This month brought a sense of "Community" to the forefront of all our projects. We wrapped up our first Python Madness Tournament, polling the community about their most valuable Python package. Congratulations to pandas! Inspired by user questions, our dev-rel team was particularly prolific, writing several general interest blogs on topics ranging from Google Cloud as an alternative to replacing your laptop, to how to choose the right file format for your data. We also hosted our first AMA on reddit, answering questions about data science, working with large datasets, Python programming, and even the caffeine source of choice of our team.
Highlights from our blog, YouTube channel, and user guide are discussed below.
Blog
Spotlight on Parquet
One of Deephaven's reasons for being is to make working with massive datasets easy. There are a lot of tutorials in the wild about working with large CSV files and we felt we could enter the conversation to suggest Parquet for certain use cases.

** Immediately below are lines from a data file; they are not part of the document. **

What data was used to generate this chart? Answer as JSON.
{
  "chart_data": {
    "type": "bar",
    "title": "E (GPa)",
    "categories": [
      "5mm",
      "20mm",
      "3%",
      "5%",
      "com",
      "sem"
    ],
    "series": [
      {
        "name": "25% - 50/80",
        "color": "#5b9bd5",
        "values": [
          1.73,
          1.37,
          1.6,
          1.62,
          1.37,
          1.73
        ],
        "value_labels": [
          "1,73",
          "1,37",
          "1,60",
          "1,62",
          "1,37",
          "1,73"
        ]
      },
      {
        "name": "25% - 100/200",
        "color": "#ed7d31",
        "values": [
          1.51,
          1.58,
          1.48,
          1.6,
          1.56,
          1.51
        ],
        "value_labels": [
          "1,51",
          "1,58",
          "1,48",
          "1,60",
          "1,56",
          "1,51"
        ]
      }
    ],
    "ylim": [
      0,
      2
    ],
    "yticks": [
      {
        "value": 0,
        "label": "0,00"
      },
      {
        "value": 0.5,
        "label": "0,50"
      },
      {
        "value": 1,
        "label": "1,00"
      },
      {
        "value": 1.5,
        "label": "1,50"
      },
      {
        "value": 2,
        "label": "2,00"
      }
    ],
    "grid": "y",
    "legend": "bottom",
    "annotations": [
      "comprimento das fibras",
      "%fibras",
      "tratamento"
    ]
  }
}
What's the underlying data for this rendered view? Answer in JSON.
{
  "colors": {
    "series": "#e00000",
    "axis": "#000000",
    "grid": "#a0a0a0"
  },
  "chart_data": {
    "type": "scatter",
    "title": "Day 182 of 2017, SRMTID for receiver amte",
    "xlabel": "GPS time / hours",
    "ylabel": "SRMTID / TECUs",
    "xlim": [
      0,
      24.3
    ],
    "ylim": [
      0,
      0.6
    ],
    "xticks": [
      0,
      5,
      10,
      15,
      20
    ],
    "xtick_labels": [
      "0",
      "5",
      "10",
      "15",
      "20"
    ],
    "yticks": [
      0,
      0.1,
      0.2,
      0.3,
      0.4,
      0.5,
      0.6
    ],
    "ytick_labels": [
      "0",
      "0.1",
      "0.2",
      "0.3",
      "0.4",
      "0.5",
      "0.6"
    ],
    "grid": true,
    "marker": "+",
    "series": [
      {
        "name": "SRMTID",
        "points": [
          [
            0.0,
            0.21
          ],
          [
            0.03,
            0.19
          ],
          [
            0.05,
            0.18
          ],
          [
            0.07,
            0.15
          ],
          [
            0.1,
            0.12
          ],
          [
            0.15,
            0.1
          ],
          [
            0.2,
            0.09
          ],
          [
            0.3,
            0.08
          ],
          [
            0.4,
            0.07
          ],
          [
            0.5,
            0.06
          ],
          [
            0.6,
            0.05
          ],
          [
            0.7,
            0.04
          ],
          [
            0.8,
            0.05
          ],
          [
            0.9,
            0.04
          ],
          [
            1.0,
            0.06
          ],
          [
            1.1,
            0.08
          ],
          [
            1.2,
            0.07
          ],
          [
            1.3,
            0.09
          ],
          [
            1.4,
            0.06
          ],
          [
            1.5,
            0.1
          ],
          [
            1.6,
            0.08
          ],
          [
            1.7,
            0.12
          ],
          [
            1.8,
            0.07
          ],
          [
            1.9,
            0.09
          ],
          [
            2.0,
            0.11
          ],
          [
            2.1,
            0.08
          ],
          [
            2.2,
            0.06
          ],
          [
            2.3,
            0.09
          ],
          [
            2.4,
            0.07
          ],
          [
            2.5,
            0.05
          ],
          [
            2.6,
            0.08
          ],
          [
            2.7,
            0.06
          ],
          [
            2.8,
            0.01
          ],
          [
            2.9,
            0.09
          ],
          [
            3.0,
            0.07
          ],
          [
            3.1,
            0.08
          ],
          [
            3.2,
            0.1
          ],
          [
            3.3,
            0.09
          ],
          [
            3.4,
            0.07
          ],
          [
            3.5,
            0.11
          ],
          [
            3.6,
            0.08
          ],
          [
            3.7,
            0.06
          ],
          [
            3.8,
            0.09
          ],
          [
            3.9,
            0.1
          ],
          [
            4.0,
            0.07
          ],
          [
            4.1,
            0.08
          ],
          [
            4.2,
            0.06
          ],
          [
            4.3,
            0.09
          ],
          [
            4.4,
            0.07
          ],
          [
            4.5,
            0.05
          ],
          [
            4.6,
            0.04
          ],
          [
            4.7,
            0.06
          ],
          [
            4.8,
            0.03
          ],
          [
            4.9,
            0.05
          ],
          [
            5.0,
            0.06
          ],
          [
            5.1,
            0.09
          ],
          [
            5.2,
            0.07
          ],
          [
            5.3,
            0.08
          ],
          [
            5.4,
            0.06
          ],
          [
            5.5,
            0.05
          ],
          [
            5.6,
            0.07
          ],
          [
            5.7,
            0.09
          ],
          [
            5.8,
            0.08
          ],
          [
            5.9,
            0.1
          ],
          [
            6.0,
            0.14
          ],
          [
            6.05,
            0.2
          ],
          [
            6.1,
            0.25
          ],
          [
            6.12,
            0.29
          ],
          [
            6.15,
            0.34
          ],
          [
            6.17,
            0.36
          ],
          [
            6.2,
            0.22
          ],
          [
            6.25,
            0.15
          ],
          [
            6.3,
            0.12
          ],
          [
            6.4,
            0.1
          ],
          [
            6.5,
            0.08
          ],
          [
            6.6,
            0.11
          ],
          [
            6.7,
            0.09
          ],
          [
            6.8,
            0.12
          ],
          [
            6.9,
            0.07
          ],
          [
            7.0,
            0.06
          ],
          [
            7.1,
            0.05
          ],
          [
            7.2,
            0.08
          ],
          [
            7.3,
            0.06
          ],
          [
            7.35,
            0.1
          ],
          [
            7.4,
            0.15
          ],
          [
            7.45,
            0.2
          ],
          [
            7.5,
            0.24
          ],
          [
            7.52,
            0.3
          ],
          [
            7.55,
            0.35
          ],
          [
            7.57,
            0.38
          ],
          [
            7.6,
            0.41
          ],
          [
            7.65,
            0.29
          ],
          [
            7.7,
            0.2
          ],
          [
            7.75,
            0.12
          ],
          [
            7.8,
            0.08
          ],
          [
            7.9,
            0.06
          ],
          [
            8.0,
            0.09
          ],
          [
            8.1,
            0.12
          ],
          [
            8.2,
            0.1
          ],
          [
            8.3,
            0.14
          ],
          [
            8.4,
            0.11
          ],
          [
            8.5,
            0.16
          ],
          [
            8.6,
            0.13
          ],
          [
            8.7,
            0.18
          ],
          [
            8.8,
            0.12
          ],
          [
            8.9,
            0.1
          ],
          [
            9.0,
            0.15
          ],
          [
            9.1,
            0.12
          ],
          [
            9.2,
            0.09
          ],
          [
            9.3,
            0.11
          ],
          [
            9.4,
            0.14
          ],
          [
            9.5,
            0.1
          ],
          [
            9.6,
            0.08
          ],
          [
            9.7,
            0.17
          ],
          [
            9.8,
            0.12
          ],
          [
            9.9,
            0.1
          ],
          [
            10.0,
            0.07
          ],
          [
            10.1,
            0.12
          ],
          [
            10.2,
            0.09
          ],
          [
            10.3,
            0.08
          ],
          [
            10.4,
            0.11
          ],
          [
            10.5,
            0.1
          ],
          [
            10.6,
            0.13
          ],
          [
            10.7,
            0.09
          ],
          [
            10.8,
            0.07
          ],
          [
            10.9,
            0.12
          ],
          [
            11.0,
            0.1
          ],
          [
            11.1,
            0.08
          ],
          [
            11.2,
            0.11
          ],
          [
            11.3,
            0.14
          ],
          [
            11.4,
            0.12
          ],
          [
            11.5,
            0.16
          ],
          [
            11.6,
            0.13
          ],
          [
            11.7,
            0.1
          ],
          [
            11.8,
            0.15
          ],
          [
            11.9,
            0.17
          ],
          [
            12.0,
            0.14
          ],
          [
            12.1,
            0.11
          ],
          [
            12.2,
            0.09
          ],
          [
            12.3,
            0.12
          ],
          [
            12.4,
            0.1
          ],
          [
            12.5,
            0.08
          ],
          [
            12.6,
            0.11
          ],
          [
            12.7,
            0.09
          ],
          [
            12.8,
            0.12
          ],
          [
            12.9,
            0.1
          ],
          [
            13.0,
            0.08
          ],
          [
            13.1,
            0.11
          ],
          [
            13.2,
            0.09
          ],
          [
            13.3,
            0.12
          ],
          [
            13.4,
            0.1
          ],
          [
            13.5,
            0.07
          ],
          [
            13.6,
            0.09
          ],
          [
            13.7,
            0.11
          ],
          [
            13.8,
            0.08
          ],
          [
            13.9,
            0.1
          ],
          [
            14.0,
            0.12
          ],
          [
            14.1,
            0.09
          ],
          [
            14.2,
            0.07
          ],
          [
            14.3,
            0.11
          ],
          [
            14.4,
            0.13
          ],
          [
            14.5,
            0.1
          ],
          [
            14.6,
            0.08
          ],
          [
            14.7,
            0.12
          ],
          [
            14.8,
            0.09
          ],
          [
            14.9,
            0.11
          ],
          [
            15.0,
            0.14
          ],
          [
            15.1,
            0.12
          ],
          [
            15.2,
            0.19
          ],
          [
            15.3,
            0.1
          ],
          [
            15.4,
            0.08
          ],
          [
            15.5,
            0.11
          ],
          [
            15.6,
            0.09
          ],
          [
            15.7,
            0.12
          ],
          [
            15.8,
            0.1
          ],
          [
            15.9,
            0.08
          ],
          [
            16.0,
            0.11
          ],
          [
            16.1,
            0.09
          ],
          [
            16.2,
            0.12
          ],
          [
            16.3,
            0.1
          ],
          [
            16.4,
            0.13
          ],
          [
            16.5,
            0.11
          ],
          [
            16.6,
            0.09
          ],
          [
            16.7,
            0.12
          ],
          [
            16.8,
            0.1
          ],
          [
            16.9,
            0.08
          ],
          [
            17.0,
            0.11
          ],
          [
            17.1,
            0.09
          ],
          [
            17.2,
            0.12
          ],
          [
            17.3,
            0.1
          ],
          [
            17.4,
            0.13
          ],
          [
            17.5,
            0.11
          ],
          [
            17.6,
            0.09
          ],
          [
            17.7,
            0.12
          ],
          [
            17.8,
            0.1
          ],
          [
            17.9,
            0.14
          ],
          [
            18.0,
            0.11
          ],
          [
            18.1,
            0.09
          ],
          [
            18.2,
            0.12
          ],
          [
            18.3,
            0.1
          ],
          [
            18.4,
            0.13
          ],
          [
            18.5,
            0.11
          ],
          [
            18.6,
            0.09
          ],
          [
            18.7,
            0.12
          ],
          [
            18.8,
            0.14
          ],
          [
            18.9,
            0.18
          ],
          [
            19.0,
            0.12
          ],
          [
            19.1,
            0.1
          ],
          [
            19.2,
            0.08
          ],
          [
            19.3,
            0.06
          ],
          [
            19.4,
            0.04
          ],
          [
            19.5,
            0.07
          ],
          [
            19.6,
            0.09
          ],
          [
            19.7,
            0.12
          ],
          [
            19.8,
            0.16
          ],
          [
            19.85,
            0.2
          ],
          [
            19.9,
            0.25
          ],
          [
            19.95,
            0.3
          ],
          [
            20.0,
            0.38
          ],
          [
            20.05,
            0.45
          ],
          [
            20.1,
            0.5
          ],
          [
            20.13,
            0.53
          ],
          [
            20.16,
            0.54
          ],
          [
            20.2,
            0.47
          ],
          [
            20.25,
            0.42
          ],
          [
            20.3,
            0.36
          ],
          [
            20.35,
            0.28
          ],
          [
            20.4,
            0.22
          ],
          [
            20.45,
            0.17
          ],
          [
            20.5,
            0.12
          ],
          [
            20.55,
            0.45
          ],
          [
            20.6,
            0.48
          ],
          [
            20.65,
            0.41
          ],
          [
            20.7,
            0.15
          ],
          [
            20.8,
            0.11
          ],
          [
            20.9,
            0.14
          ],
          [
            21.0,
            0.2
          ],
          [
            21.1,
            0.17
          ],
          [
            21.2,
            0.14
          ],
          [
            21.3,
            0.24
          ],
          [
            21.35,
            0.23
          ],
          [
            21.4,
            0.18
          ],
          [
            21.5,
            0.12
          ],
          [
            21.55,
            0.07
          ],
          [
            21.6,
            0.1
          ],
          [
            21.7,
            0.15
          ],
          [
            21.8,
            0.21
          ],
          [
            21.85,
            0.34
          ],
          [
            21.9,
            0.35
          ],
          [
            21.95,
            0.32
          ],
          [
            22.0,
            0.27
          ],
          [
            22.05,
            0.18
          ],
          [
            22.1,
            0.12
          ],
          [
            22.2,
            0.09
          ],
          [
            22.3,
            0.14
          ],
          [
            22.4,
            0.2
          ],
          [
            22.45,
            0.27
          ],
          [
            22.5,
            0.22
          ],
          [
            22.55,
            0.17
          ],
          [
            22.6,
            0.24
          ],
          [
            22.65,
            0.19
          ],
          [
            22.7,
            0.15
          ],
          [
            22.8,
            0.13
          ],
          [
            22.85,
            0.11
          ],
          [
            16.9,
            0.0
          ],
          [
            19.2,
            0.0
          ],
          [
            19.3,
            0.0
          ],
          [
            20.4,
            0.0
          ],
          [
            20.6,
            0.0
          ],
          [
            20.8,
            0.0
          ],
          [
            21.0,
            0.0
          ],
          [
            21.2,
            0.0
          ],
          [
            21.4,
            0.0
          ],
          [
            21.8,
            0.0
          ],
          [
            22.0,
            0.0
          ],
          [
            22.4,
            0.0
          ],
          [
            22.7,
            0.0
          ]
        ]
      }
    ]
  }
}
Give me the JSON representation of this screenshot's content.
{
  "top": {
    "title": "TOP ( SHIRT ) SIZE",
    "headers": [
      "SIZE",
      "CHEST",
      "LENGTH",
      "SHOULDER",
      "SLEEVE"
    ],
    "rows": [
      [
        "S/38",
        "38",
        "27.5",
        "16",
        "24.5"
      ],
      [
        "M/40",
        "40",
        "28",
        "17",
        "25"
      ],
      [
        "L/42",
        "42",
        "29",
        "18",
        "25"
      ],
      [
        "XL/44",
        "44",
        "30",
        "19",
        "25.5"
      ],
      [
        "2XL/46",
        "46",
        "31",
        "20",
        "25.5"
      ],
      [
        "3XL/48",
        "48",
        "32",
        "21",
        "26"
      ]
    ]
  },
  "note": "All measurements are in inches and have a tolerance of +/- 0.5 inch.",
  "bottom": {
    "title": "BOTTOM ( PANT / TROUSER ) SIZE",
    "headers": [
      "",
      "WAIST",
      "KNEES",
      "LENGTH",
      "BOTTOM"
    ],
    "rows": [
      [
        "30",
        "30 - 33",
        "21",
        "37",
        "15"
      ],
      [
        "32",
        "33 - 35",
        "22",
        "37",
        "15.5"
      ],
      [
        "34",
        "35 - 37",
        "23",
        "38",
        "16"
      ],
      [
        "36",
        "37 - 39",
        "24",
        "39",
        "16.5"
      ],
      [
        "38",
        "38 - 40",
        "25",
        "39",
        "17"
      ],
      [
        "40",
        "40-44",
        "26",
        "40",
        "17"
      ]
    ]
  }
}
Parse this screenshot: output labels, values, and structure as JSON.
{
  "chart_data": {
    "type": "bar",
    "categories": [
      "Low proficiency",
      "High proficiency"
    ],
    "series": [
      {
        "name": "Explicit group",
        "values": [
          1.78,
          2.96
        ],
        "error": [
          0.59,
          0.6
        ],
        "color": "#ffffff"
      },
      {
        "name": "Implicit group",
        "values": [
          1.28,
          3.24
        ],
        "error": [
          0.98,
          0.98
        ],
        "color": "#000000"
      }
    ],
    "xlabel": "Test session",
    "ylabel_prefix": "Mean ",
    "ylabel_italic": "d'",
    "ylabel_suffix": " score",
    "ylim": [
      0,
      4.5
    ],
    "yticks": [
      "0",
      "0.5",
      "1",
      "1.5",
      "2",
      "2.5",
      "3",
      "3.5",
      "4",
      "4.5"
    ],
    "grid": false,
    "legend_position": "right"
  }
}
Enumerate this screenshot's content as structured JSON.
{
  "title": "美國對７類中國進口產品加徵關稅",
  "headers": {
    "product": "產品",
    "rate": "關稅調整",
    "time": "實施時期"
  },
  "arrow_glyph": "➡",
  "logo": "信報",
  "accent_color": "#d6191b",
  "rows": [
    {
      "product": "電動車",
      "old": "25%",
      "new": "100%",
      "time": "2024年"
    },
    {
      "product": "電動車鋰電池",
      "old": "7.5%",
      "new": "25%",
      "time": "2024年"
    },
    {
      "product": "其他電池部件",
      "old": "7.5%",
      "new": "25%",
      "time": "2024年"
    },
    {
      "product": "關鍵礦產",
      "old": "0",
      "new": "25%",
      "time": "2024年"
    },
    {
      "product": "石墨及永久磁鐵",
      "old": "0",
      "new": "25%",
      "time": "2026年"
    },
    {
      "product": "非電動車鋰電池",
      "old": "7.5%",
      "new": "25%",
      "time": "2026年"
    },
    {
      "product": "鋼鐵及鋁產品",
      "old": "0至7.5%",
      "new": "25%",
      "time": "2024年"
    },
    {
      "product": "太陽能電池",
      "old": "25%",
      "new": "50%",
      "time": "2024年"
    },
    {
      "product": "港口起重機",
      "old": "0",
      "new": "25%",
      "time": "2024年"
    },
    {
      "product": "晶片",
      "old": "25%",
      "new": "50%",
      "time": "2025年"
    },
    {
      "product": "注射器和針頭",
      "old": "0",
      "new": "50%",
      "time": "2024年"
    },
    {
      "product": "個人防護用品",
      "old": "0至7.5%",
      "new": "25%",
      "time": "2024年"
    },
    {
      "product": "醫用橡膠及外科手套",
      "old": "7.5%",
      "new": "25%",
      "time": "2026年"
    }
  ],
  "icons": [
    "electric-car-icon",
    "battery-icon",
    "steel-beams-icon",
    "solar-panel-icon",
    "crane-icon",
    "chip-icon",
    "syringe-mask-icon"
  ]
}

- r/place is a social experiment where millions of users cooperate (or compete!) to carve out pixels on a shared artistic canvas. Devin Smith blogs about translating the data from CSV to Parquet. Reducing the 22 GB CSV dataset to a 1.5 GB Parquet file provides a significant advantage to your data analysis.
- Do you want to make pandas 60x faster? Parquet can help with that, too.
Plotting
Ok, you've got data, but you want to create slick visualizations.
- We introduce our Matplotlib and Seaborn plugins. Use these familiar and powerful Python tools in the Deephaven IDE.
- Taking those instructions a step farther, we show how to customize three lines of code to view YFinance data using Matplotlib.
General tutorials
- The Kaggle community houses nearly any data set you can imagine. We show you how to automate the process of getting that data with Python code. Get inspired and be productive quicker.
- Do big science without big costs: we show you how to get a $3800 laptop for $20/month by using Google Cloud.
- JSON is the go-to for working with semi-structured data. But JSON can give you a headache. Learn how to create a real-time JSON database that immediately support complex queries in just a few lines of code.
Guest post
Finally, check out a guest post by Dylan Carter, a high school user who successfully completed his AP Research capstone project using Deephaven. Inspired by some of our example projects, Dylan wrote an AI model for analyzing Solana and Twitter sentiment.
YouTube
If you missed our live stream of the reddit AMA, you can catch up on our YouTube channel.
While you're there, check out our newest Learning Sessions:
- Corey Kosak describes his design for our high-performance CSV reader. Did we mentino it's 325% faster than Apache Commons?
- Jianfeng Mao details our Python API redesign, debuted in March.
- Cristian Ferretti talks about our performance tables, which you can access and work with in the IDE to troubleshoot or finetune your queries.
- Devin Smith and Don McKenzie team up to discuss how we actually designed the front and back-ends of the Python tournament bracket.
- JJ Brosnan talks about AI / ML workflows and the exciting possibilies of real-time machine learning with Python.
- Isn't Deephaven like X, Y, or Z? Yes, but... If you're curious about how we compare to Materialize in particular, our Debezium performance testing series gives you all the details. We suggest starting with Part 3: after you're blown away by Deephaven's speed and nice IDE, go back and watch the context and nitty gritty code details Amanda Martin presents in the earlier installments.
We also continue to post our developer demos weekly. See how Deephaven Community Core continually evolves.
User guide
The Deephaven user guide is constantly updated. Of note:
- How to use Matplotlib and Seaborn
- An updated Application Mode how-to, with supporting articles on how to use Application Mode scripts and libraries.